Overall, we explored a wide range for the values of the parameters, and conclude that the model’s predictions—both qualitative and quantitative—are robust. Most importantly, the model is highly sensitive to \(k_1\), which is the principle parameter of interest in the present study.

Conclusions

Our data, model, and the fitting presented here demonstrate that pulling of a tube may (rupture case), or may not (slippage case), involve breaking of an internal bond, distinct from the external antibody/antigen bond. The signature of this breaking is contained in the force curve (Fig. 1) where an increase followed by an abrupt fall signifies “rupture” whereas a gentle increase and smooth fall signifies “slippage”. This interpretation is supported by previous work of Nowak et al. who showed that pulling of cytoskeleton-associated membrane tubes involves higher force and a more abrupt jump as compare to pulling pure membrane tubes46. Concentrating on the former (rupture) case, the internal rupture involves snapping of the spring \(k_1\) in Fig. 1, which upon rupture takes on its residual value of \(k_{1N}\). We have further shown that the value of \(k_1\) is latrunculin dependent for some immune synapse proteins, in particular for the TCR complex.

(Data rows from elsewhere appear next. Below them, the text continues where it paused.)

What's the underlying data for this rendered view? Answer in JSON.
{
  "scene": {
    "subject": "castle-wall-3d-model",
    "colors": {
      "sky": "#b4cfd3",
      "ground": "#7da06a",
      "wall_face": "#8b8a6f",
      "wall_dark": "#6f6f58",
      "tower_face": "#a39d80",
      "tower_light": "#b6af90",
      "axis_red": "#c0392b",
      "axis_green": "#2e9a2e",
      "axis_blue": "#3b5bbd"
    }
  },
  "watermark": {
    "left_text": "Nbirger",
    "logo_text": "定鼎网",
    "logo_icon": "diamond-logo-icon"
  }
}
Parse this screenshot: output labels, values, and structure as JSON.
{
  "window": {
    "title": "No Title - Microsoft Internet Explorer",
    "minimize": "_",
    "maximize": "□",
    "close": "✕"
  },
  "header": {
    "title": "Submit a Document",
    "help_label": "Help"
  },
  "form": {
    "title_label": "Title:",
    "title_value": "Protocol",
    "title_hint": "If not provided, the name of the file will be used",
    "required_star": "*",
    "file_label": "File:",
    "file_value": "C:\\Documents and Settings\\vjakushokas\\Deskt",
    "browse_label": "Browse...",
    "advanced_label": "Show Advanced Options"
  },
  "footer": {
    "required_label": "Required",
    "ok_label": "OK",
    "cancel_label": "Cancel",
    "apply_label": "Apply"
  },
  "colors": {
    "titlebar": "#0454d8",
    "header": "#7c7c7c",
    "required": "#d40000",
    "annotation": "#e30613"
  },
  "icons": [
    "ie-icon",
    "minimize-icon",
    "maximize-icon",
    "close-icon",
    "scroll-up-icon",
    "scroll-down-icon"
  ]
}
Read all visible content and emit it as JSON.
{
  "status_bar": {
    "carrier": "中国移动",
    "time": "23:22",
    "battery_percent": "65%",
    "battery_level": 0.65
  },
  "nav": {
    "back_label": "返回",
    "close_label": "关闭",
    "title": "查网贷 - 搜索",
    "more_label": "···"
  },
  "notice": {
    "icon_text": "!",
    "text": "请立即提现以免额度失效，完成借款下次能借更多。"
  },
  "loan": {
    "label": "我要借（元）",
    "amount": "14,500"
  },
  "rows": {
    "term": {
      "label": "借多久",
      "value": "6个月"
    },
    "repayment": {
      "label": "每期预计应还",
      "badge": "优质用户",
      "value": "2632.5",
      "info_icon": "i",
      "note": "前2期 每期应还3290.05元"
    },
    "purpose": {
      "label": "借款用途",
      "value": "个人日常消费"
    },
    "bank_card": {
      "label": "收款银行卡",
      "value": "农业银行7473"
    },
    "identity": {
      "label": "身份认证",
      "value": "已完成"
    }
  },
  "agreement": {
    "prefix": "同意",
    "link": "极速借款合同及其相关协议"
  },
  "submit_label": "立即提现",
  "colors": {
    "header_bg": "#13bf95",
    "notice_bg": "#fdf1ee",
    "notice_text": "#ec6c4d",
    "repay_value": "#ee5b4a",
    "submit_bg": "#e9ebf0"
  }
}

Our quantitative analysis of the cellular and molecular parameters of our model is then coherent with our precedent modeling of T cell bi-modal spreading on substrates of variable elasticities4.

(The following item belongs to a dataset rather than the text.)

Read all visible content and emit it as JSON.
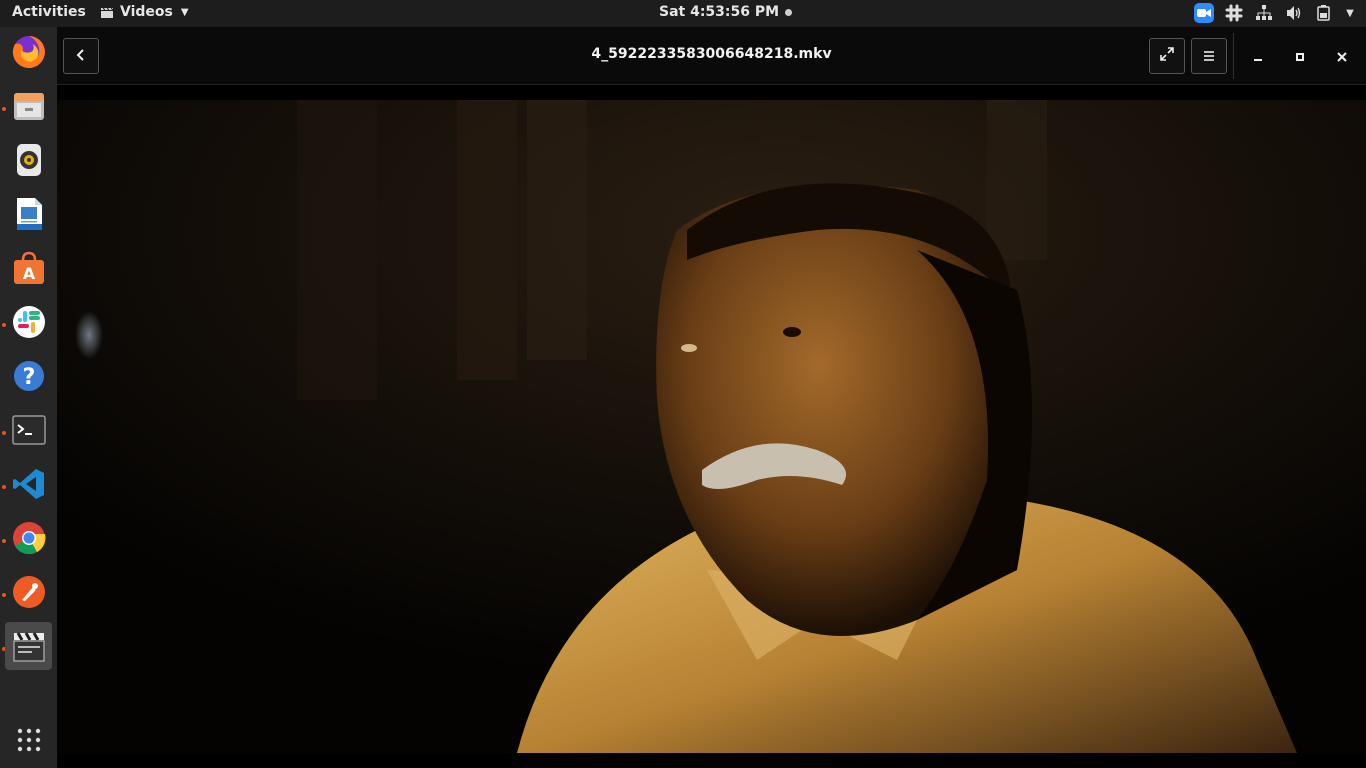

Overall, we can conclude that the intracellular molecular spring linking the receptor to the cytoskeleton, with stiffness \(k_1\), originates from two main components that are not explicitly introduced in our 1D model of dynamical tube pulling, in addition to its residual value (\(k_{1N}\)) associated with the tube after bond rupture. These two main components are: \(k_{\perp }\) which is a spring-like element perpendicular to the local membrane plane and collinear to the traction force. It corresponds to the actual molecular interaction with the actin, and \(k_{\parallel }\), an element parallel to the membrane, encompassing the interaction of the cytoskeleton with the rest of the membrane including proteins which spans it. The first element is drug dependent and we propose that the second, which corresponds to an intermediate scale is essentially independent of the exact details of actin to receptor interaction (Fig. S7).

The interpretation presented above show that we do probe differential interactions of IS proteins with the actin cytoskeleton by using different antibodies as molecular handles, but the difference cannot be revealed without perturbing the system using a drug. The stiffness response of the molecular spring corresponding to the specific link to actin, \(k_{\perp }\) is “hidden” due to the presence of a softer spring in the system. We can only state that for all receptors targeted here, the value of \(k_{\perp }\) in an unperturbed cell is larger than 0.05 pN/nm. To dissect the exact values or origin of \(k_{\perp }\), more refined experiments, such as using cells with specific KOs of ERM molecules, talin or other putative adapter molecules needs to be performed, with large enough data-sets to reveal potentially subtle differences in the fitted parameters. Nevertheless, here we demonstrated the importance of the mesoscale, represented by the membrane and its association with the actin network, for a full understanding of the IS at the molecular scale. A proper understanding of this intermediate scale may be key to how immune cells convert molecular cues to cell scale activation.

Material and methods

Details about the experimental, analytical and numerical procedures can be found in the supplementary materials section.